Violent conflict

Reasons why the AU is dithering while Ethiopia burns

The humanitarian situation in Ethiopia is desperate. In a devastating war, neither side can afford to yield. For several reasons, leaders of the African Union are silently backing Prime Minister Abiy Ahmed.
Map indicating, Ethiopia with Tigray and Addis plus Eritrea Jan Map indicating, Ethiopia with Tigray and Addis plus Eritrea

The African Union’s headquarter is in Addis Ababa, the Ethiopian capital. Its officers are from all over the continent; they live and work in the city. That is one reason why African heads of state and government are not putting more pressure on Abiy.  Nobody wants a hostile landlord, and it would be risky for the AU to challenge the Ethiopian leader in any way. The response might not be generous.  

Such considerations matter, but others are more important. The presidents and prime ministers who sit in the AU’s top decision-making organs, basically see the escalating conflict in much the same light as Ethiopia’s prime minister does. In this perspective, the legitimate government has been fighting an illegitimate insurgency in the past 13 months. When Abiy first sent troops into the Tigray region, he spoke of a “law and order operation”. The sub-national government of the TPLF (Tigray’s People’s Liberation Front) had defied his central government.

The backdrop is that the TPLF used to be the dominant force in the Ethiopian People’s Revolutionary Democratic Front (EPRDF). The EPRDF was an alliance of ethnicity-based rebel movements which, after years of guerilla warfare, ended the rule of military dictator Mengistu Haile Mariam in 1991. The EPRDF then ran the country for decades. In the spring of 2018, Abiy became its prime minister. He was its first top leader who was not from Tigray. Aware of anti-Tigrayan sentiments spreading across Ethiopia, the EPRDF certainly hoped that Abiy, an Oromo, would stabilise its power. However, he soon alienated the TPLF by dissolving the EPRDF and starting a new party.   

For the leaders of other African nations, the conflict in Ethiopia looks like an attempt of an influential former elite to grab power once more. That is what they expect opposition groups might do in their own countries.  Accordingly, many feel empathy toward Abiy and quietly support him. Making matters even more complicated, Eritrea is also involved in the conflict, with President Isaias Afwerki having become Abiy’s ally. At the turn of the millennium, Eritrea and then TPLF-led Ethiopia clashed in a war that claimed up to 100 000 lives. Eritrea is an AU member. It is also a brutal dictatorship.  

AU leaders know, however, that they must not ignore the conflict, as that would bring into question the geopolitical relevance of the AU. Muassa Faki Mahamat, the chairman of the AU commission, therefore keeps his comments wishful, general and diplomatic. He has called on all parties to “safeguard the territorial integrity, unity and national sovereignty”, asked them to “engage in dialogue” and demanded an “immediate cessation of hostilities, full respect for the life and property of civilians (…) and infrastructure”. Those were good words, but carried no punch.

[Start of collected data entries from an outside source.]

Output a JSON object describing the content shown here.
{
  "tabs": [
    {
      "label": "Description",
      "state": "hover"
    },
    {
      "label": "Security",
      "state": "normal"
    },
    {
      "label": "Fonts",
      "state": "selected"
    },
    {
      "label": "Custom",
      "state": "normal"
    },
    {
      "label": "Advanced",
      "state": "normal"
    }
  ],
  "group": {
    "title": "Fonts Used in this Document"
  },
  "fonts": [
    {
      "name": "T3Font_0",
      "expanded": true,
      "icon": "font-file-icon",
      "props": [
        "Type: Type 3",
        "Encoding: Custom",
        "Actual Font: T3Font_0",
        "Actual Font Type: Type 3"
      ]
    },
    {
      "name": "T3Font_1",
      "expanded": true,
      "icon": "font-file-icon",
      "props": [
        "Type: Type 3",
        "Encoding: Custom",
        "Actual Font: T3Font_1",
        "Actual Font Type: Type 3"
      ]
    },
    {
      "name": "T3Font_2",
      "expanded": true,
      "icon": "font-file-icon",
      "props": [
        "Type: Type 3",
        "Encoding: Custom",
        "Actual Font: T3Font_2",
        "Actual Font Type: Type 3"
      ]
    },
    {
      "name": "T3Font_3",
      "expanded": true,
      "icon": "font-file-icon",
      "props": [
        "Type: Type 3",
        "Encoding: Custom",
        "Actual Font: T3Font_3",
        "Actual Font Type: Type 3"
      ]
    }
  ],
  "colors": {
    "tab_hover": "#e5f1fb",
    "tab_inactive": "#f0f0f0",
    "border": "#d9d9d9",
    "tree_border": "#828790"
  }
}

Perhaps one should not blame him. The fundamental challenge is that solving Ethiopia’s problems is really up to Ethiopians, and both sides are extremely stubborn. The AU has appointed Olusegun Obasanjo, the former Nigerian president, to mediate in the conflict. On the very day Obasanjo stated that “war represents a failure in politics”, both sides claimed territorial victory and threatened fresh offensives to recapture lost ground or gain additional land.  

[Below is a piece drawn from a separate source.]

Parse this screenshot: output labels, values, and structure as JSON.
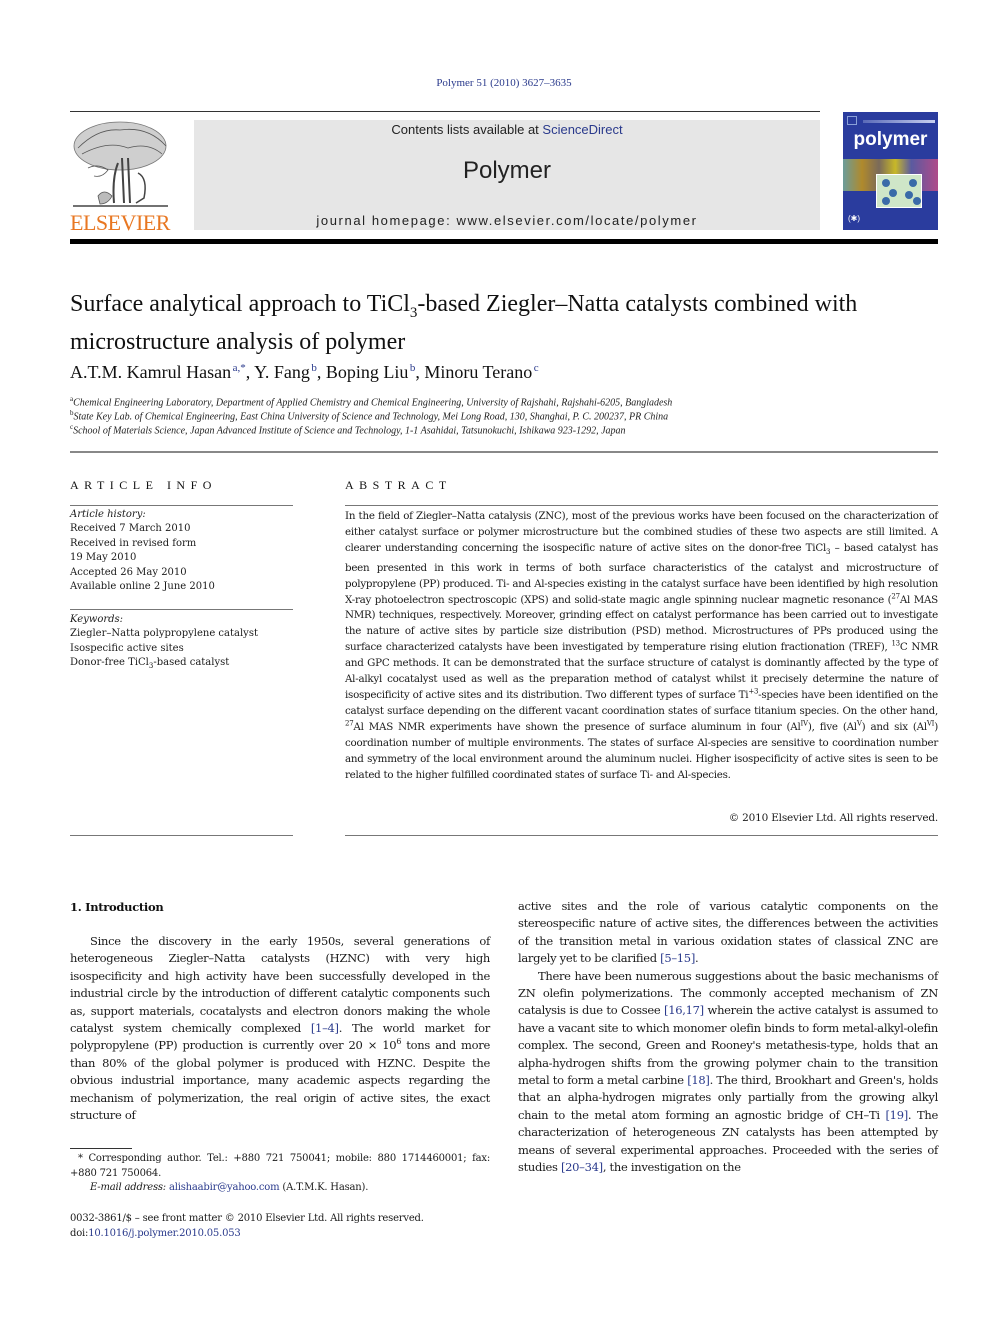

Violence has been escalating dreadfully since November 2020 (see Markus Rudolf on The war has spread beyond Tigray, and civilians have become pawns in the battle for global opinion. 

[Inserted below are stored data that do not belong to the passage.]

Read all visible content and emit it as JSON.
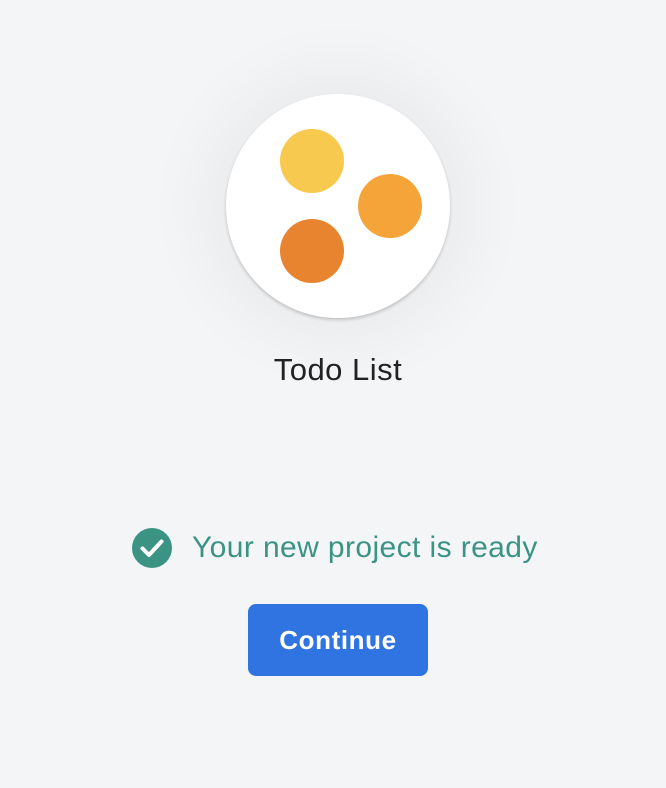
{
  "project": {
    "name": "Todo List",
    "logo_icon": "three-dots-logo-icon",
    "logo_colors": [
      "#f8c94f",
      "#f5a43a",
      "#e88430"
    ]
  },
  "status": {
    "icon": "check-circle-icon",
    "text": "Your new project is ready",
    "color": "#3b9483"
  },
  "actions": {
    "continue_label": "Continue",
    "continue_color": "#2f74e0"
  }
}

Obasanjo fully understands that neither Abiy nor the TPLF can yield to the other side. Both want victory, and neither is prepared to show mercy. Their militarised mindset was formed in the struggle against Mengistu and then further hardened during the Eritrean–Ethiopian war. Genuine dialogue is difficult, and outsiders cannot do much to bring it about.  

It would certainly help if Abiy’s government stopped calling the TPLF “terrorists”. On the other hand, the TPLF must understand that inclusive policies result from complex and cumbersome negotiations. At this point, neither side is helping to make Ethiopia a peaceful and prosperous nation. Both sides must remember that only Ethiopians can solve Ethiopia’s problems. 

Alphonce Shiundu is a Kenyan journalist, editor and factchecker.